Sound familiar? It is — to us. To the left, it’s all very exciting, and all very new. And so we see the self-proclaimed netroots go through a trajectory very much like what the Birchers went through, albeit in highly compressed time. The elements are all there: the resentment, the conspiracy-mindedness, and especially the leaders with stupefyingly poor judgment married to Napoleon complexes.
This knd of thinking ends up in with self-appointed leaders condemning other, older leaders for lax ideological purity.

So how did the political right deal with its own wingnuttery?
...but the beginning of the end for its place in American conservatism came the preceding year. Nearly concurrent with its founding was the founding of the National Review, and in the beginning, there was much overlap between the personnel of each entity. Under William F. Buckley’s aegis, the National Review did what the Birchers did not: specifically, it eschewed the foe rather than mimicking it; and it inculcated within itself and its fellow-travelers a basic optimism about the American people that the Birchers, with their dark Weltanschauung of dupes and proxies, found utterly alien.

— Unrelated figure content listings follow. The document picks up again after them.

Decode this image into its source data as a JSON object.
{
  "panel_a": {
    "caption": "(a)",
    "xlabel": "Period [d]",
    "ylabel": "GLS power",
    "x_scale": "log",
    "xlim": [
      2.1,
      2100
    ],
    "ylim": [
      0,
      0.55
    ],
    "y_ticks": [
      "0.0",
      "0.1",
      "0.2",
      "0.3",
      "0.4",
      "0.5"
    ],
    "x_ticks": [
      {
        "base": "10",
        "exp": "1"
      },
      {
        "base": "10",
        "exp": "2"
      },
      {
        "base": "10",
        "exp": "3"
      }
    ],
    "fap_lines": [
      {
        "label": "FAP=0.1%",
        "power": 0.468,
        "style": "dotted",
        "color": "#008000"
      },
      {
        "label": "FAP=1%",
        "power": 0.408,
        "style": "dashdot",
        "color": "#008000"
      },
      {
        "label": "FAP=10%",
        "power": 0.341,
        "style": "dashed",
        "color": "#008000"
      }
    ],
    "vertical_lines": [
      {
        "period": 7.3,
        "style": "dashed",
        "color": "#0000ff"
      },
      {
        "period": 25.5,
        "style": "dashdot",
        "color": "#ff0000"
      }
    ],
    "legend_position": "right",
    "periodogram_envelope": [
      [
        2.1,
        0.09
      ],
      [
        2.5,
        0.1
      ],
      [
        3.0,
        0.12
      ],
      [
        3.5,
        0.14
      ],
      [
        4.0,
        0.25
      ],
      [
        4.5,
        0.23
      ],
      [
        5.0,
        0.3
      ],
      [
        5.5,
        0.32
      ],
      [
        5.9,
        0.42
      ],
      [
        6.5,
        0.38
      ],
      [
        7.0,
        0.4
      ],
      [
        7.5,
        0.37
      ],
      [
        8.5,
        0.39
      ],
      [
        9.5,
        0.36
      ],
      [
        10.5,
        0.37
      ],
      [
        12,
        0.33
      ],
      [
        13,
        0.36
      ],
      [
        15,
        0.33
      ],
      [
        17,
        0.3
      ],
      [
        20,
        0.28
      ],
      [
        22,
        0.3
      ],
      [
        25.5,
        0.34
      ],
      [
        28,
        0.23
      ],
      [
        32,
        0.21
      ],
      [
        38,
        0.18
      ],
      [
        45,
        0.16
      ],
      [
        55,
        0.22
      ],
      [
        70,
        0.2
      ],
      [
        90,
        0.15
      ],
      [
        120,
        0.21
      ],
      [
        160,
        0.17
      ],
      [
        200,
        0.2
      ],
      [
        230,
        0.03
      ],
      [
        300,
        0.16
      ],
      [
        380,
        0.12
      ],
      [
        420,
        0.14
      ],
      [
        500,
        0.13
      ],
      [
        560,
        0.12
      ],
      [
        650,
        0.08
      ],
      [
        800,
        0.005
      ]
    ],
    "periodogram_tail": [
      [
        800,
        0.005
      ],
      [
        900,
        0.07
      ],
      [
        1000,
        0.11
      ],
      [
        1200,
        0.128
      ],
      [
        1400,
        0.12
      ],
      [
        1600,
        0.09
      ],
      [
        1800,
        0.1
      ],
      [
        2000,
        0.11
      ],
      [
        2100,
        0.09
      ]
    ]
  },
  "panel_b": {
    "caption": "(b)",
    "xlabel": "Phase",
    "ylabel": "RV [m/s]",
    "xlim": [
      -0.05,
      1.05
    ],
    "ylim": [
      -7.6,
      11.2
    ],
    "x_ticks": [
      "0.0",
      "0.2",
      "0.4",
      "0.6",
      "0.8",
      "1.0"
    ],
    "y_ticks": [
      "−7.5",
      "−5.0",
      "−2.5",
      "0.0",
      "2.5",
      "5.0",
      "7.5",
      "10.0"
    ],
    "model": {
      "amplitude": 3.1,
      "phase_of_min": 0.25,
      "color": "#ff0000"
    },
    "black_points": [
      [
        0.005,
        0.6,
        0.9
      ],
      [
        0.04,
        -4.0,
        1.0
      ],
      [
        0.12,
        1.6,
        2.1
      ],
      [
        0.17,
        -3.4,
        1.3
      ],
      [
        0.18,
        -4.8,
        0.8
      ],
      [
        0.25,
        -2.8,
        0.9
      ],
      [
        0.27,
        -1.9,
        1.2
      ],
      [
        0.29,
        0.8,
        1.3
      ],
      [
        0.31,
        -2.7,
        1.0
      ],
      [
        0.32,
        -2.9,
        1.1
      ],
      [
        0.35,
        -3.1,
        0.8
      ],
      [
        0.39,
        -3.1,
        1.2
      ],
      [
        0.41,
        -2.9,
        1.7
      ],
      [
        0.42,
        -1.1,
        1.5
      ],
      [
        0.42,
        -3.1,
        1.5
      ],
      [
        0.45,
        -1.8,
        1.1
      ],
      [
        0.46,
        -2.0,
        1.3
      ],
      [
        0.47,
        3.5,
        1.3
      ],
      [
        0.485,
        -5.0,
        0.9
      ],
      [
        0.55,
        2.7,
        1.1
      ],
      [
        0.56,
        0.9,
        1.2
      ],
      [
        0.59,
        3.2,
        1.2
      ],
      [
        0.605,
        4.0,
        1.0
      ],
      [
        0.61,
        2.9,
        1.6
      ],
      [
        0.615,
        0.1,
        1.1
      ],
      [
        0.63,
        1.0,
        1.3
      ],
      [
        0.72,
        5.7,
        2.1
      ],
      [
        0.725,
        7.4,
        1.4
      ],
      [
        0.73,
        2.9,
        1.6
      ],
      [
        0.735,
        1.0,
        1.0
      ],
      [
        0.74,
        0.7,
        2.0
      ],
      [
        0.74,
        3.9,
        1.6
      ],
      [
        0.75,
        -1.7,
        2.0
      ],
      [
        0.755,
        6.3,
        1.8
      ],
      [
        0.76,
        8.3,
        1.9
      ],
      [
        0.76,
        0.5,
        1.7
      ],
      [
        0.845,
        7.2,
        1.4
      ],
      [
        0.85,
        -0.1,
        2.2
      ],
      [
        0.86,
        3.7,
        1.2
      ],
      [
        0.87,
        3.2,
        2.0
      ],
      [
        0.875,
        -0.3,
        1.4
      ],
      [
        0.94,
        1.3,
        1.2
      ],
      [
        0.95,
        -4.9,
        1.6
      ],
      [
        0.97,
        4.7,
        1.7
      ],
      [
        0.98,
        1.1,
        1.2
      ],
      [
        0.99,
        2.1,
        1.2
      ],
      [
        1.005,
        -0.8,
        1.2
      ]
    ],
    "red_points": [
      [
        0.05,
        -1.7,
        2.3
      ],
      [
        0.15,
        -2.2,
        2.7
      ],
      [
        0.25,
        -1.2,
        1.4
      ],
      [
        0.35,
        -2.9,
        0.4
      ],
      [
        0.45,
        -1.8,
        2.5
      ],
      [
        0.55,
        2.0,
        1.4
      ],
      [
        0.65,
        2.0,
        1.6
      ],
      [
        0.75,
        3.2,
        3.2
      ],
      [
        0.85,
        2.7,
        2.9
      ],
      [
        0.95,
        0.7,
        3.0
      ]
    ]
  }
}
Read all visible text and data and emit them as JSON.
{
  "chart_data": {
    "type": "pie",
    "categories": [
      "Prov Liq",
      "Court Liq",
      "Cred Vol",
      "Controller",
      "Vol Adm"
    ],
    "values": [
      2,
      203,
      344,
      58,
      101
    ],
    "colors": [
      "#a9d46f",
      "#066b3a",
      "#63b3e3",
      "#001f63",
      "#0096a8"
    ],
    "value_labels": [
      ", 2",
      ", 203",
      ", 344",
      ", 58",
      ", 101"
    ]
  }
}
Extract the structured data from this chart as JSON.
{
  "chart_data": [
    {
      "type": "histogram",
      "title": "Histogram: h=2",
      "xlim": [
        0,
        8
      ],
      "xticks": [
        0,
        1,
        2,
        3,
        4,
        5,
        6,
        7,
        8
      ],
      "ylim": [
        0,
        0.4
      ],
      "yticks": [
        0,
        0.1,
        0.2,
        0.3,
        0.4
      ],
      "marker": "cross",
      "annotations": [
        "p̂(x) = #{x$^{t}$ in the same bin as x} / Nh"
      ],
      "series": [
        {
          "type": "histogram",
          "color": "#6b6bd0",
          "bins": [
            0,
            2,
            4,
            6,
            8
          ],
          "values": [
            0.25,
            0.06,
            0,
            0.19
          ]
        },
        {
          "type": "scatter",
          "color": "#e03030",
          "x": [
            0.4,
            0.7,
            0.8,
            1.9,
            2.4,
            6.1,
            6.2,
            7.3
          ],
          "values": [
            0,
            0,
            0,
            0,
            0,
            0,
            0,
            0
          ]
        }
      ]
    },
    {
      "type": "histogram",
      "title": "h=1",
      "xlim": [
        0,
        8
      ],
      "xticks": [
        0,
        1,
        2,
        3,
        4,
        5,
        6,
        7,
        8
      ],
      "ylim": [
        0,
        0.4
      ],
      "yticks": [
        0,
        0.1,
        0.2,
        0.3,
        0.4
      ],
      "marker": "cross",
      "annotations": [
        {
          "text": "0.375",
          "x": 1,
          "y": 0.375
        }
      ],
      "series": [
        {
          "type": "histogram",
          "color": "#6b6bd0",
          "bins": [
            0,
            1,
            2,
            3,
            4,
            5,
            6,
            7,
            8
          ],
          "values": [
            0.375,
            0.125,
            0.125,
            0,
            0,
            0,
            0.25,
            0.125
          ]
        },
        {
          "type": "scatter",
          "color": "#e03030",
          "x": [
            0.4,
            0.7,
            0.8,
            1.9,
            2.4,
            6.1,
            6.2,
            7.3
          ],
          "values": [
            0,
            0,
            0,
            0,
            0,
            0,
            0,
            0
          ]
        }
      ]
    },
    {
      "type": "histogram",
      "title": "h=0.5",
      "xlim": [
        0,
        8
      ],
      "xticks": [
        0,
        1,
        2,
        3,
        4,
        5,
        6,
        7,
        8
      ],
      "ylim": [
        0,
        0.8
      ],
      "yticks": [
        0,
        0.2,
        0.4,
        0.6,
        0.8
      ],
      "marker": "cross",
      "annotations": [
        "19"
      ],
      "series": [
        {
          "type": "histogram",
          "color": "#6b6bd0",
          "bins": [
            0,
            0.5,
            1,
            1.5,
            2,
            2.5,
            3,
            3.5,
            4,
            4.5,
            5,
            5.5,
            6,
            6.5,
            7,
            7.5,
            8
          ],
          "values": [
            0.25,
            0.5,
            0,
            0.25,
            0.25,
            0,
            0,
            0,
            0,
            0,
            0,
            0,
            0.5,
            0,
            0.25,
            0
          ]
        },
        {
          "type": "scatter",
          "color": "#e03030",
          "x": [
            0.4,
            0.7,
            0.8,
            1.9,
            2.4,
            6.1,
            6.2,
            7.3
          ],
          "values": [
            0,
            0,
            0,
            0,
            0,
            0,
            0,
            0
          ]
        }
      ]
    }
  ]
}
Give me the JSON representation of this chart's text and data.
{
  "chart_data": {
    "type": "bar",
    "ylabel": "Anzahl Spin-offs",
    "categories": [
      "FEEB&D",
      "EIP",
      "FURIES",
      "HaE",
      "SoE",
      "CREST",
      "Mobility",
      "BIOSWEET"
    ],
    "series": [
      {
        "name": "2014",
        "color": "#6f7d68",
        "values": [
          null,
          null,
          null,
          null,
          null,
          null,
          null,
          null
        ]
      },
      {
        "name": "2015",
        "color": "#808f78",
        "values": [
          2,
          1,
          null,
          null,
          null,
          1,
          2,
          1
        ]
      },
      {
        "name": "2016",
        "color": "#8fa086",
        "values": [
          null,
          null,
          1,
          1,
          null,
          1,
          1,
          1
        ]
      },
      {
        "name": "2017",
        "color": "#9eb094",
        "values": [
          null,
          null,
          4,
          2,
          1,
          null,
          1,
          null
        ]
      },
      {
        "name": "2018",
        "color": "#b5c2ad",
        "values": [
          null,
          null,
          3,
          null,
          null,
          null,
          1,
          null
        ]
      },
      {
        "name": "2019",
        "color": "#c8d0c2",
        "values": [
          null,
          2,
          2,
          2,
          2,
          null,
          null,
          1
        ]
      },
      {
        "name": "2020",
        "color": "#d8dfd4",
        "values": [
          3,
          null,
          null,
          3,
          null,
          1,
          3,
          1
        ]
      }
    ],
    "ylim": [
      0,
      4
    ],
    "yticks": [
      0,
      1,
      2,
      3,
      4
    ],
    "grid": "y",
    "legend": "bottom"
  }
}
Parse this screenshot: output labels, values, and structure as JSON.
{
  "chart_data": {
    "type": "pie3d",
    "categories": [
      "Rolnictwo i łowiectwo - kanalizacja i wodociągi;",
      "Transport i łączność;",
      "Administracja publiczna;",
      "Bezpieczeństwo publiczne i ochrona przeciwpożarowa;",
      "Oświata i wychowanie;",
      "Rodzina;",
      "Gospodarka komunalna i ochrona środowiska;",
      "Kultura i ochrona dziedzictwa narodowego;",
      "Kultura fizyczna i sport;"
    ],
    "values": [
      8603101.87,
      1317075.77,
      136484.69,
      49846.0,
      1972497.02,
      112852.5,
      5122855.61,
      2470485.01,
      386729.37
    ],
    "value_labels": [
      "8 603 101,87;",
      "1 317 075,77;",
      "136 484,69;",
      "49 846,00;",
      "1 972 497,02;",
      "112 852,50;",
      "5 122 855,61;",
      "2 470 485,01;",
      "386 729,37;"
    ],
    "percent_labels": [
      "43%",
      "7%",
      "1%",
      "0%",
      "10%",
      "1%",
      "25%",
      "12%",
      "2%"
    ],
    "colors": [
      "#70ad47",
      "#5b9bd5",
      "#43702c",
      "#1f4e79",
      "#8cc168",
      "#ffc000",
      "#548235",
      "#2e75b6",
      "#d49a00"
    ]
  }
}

Buckley in particular wrestled with the problem of Welch’s unhinged theories, until publicly concluding in the seminal February 1962 NR essay, “The Question of Robert Welch,” that the Birchers’ leader was simply a paranoiac who had to be ejected from the still-nascent conservative movement.

The gravity of Buckley’s action cannot be overstated. Conservatism was still on the ropes. Its declared adherents were few, and it would shortly suffer a crushing rejection from the American electorate in the 1964 election. In this circumstance, many argued that to turn away any ally was a fool’s act, bringing division in dire straits where unity was paramount. Mercifully, the National Review rejected this in favor of doing what was right rather than what was seemingly pragmatic. Considering the probable resulting alternatives in the modern day — a conservative movement twisted by a dark vision of paranoia and loathing, or no conservative movement at all — we owe a debt of gratitude for this simple essay in winter 1962.

Will the leaders of the Democratic Party find the courage to dump the "nutroots"?

Their inability to keep from slobbering all over race demagogues like Al Sharpton do not give me much hope.